Part 1: Why is my roast pastured chicken tough and dry???

Roast whole chicken.jpg

I was so excited. I had been wanting to switch to pastured chicken and finally I'd found a farmer I trusted.

I bought a chest freezer and 25 chickens. I had read so much about pastured chicken’s amazing flavor and health benefits. I couldn’t wait to try it!

Dreaming of the delicious meal ahead, I seasoned one of the chickens.

Lime. Garlic. Cilantro.

As the chicken roasted in the oven, I eagerly watched it turn a luscious golden-red color

We sat down to the table, took a bite, and man, that bird was NOT GOOD.

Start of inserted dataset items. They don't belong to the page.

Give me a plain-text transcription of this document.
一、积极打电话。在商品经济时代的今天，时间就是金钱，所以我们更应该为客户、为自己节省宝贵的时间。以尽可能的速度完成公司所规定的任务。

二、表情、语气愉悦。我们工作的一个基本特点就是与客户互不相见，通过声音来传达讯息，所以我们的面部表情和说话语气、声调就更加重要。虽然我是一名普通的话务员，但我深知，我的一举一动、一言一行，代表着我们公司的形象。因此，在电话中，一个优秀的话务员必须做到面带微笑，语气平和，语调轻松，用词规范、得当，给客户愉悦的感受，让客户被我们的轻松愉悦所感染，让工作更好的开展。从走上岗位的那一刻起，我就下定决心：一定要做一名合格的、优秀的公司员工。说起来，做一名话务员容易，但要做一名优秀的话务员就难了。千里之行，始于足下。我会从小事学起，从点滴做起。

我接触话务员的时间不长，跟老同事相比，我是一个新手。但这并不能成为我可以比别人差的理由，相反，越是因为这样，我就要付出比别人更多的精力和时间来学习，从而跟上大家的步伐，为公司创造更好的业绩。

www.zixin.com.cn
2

The meat was, well, tough. And kinda dry too! It was actually sorta hard to chew.

I felt silly. And confused. My mother taught me cooking basics when I was super young. And I was cooking family dinners by 8 years old. I was NOT an inexperienced cook. Why was my roast chicken a total flop???

But there was the ray of hope - the bird was tough, but the flavor was truly amazing. Hands down, the best tasting chicken I’d ever had.

So I embraced the challenge  - how could I keep the flavor, enhance the moistness and lose the toughness?  

I started experimenting. First, how did pastured chicken do in wet heat (braising, curries, stews).

Turns out that, in wet heat, the pastured chicken immediately out-performed grocery store chicken. Pastured chicken was tender and flavorful while still holding its shape. In those same recipes, the  grocery store stuff often was mushy and oily.

That was my “aha” moment. Pastured birds have way, way less fat. In fact, many will have next to no excess fat at all.

It’s no wonder - they run around on pasture all day eating amazing stuff. Let’s not even try to compare that to the confined, crowded life of a grocery store chicken.

When I had been roasting grocery store birds (typically  loaded with excess fat), I had been trying to render as much fat out of the chicken as possible.

With the pastured chicken, I needed the roasting process to retain as much fat in the chicken as possible.

In the end, this realization led me to 2 different methods for roasting whole pastured chicken:

  1. Either, roast the chicken low and slow. OR

  2. Roast the chicken hot and fast

I love both methods but they do have 2 slightly different results.

The slow method gives you fall-off the bone tender meat and skin that is decently crispy. My husband loves this method.

With the faster method, the meat will be slightly less tender but the skin will be extra crispy. This one is my kids’ favorite.

So below I’ve included the technique I’ve been using for the “low and slow” method. Later in the month, I’ll give you some “hot and fast” options too.

But, in the meantime, I would love to hear what you’ve tried in your home. In the comments, let me know - have you had the same toughness problem I did? If so, what have you done? Has it worked?

I’d especially love to hear those cases where cooking pastured chicken is not working for you. Let’s solve that problem together!



1 Whole Pastured Chicken (4.5-5.5 lb bird ideal, any size ok)

Seasoning Rub (Optional)
-  5 smallish garlic cloves, very finely chopped
- 1/2 tsp ground pepper
- 1 1/4 tsp dried oregano
- 2 tsp sea salt
- 5 tsp duck fat (olive oil works great too)
- 2.5 tsp vinegar


Preheat oven to 275.

Mix Seasoning Rub ingredients into paste. 

Rub paste on and under the skin, as well as inside the bird's cavity. If not using Dry Rub, just salt and pepper the bird inside and out. A half Tbsp sea salt and and 1 tsp pepper should work but adjust to taste. 

Place chicken, breast side up, on roasting pan. 

Bake breast side up for 1.5-2 hrs, then flip the bird and bake for another 5-6 hours.

You'll know the bird is done when the skin is a golden-red and the meat feels very tender when pricked with a fork.